I'd like to do something like the following, but with one alteration:
Match/group duplicate rows (indices)
I'd like to find, not fully duplicated rows, but rows duplicated in two columns. For example, given this input table:
File T.N ID Col1 Col2
BAI.txt T 1 sdaf eiri
BAJ.txt N 2 fdd fds
BBK.txt T 1 ter ase
BCD.txt N 1 twe ase
If I want to find duplicates in T.N & ID only, I'd end up with the following table:
File T.N ID Col1 Col2
BAI.txt T 1 sdaf eiri
BBK.txt T 1 ter ase
Upvotes: 16
Views: 28184
Reputation: 1441
Just use the selected columns to create the index you want to subset on
data <- read.csv()
data <- data[which(duplicated(data[,c('T.N','ID')])==TRUE),]
Upvotes: 4
Reputation: 1960
A simple solution is find_duplicates
from hablar
library(dplyr)
library(data.table)
library(hablar)
df <- fread("
File T.N ID Col1 Col2
BAI.txt T 1 sdaf eiri
BAJ.txt N 2 fdd fds
BBK.txt T 1 ter ase
BCD.txt N 1 twe ase
")
df %>%
find_duplicates(T.N, ID)
which returns the rows with duplicates in T.N and ID:
File T.N ID Col1 Col2
<chr> <chr> <int> <chr> <chr>
1 BAI.txt T 1 sdaf eiri
2 BBK.txt T 1 ter ase
Upvotes: 6
Reputation: 119
I have found this to be an easy and useful method.
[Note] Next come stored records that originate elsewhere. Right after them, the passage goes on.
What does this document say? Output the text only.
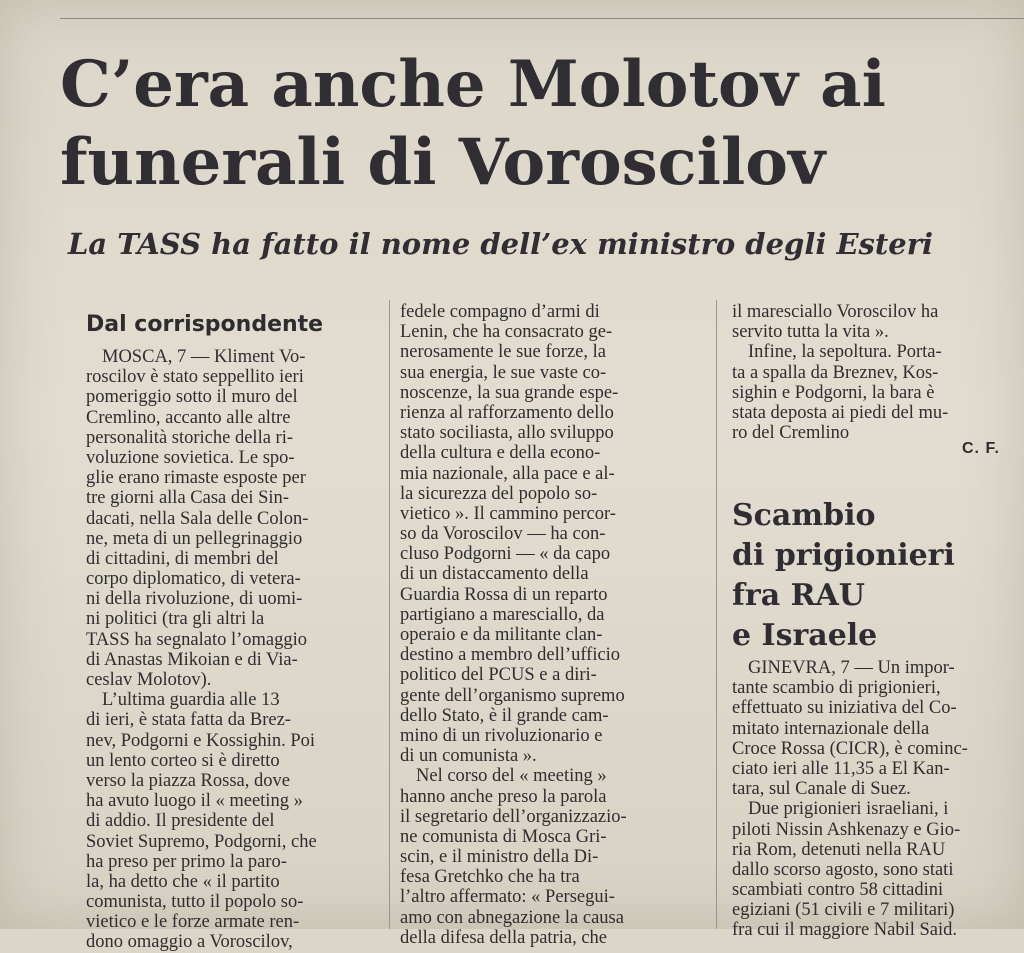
C’era anche Molotov ai
funerali di Voroscilov
La TASS ha fatto il nome dell’ex ministro degli Esteri
Dal corrispondente
MOSCA, 7 — Kliment Vo-
roscilov è stato seppellito ieri
pomeriggio sotto il muro del
Cremlino, accanto alle altre
personalità storiche della ri-
voluzione sovietica. Le spo-
glie erano rimaste esposte per
tre giorni alla Casa dei Sin-
dacati, nella Sala delle Colon-
ne, meta di un pellegrinaggio
di cittadini, di membri del
corpo diplomatico, di vetera-
ni della rivoluzione, di uomi-
ni politici (tra gli altri la
TASS ha segnalato l’omaggio
di Anastas Mikoian e di Via-
ceslav Molotov).
L’ultima guardia alle 13
di ieri, è stata fatta da Brez-
nev, Podgorni e Kossighin. Poi
un lento corteo si è diretto
verso la piazza Rossa, dove
ha avuto luogo il « meeting »
di addio. Il presidente del
Soviet Supremo, Podgorni, che
ha preso per primo la paro-
la, ha detto che « il partito
comunista, tutto il popolo so-
vietico e le forze armate ren-
dono omaggio a Voroscilov,
fedele compagno d’armi di
Lenin, che ha consacrato ge-
nerosamente le sue forze, la
sua energia, le sue vaste co-
noscenze, la sua grande espe-
rienza al rafforzamento dello
stato sociliastа, allo sviluppo
della cultura e della econo-
mia nazionale, alla pace e al-
la sicurezza del popolo so-
vietico ». Il cammino percor-
so da Voroscilov — ha con-
cluso Podgorni — « da capo
di un distaccamento della
Guardia Rossa di un reparto
partigiano a maresciallo, da
operaio e da militante clan-
destino a membro dell’ufficio
politico del PCUS e a diri-
gente dell’organismo supremo
dello Stato, è il grande cam-
mino di un rivoluzionario e
di un comunista ».
Nel corso del « meeting »
hanno anche preso la parola
il segretario dell’organizzazio-
ne comunista di Mosca Gri-
scin, e il ministro della Di-
fesa Gretchko che ha tra
l’altro affermato: « Persegui-
amo con abnegazione la causa
della difesa della patria, che
il maresciallo Voroscilov ha
servito tutta la vita ».
Infine, la sepoltura. Porta-
ta a spalla da Breznev, Kos-
sighin e Podgorni, la bara è
stata deposta ai piedi del mu-
ro del Cremlino

C. F.

Scambio
di prigionieri
fra RAU
e Israele
GINEVRA, 7 — Un impor-
tante scambio di prigionieri,
effettuato su iniziativa del Co-
mitato internazionale della
Croce Rossa (CICR), è cominc-
ciato ieri alle 11,35 a El Kan-
tara, sul Canale di Suez.
Due prigionieri israeliani, i
piloti Nissin Ashkenazy e Gio-
ria Rom, detenuti nella RAU
dallo scorso agosto, sono stati
scambiati contro 58 cittadini
egiziani (51 civili e 7 militari)
fra cui il maggiore Nabil Said.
tr <- tribble(~File, ~TN, ~ID, ~Col1, ~Col2,
'BAI.txt', 'T', 1, 'sdaf', 'eiri',
'BAJ.txt', 'N', 2, 'fdd', 'fds',
'BBK.txt', 'T', 1, 'ter', 'ase',
'BCD.txt', 'N', 1, 'twe', 'ase')
group_by(tr, TN, ID) %>%
filter(n() > 1)
Output:
# A tibble: 2 x 5
# Groups: TN, ID [1]
File TN ID Col1 Col2
<chr> <chr> <dbl> <chr> <chr>
1 BAI.txt T 1 sdaf eiri
2 BBK.txt T 1 ter ase
Upvotes: 8
Reputation: 4472
Here is an option using duplicated
twice, second time along with fromLast = TRUE
option because it returns TRUE only from the duplicate value on-wards
dupe = data[,c('T.N','ID')] # select columns to check duplicates
data[duplicated(dupe) | duplicated(dupe, fromLast=TRUE),]
# File T.N ID Col1 Col2
#1 BAI.txt T 1 sdaf eiri
#3 BBK.txt T 1 ter ase
Upvotes: 23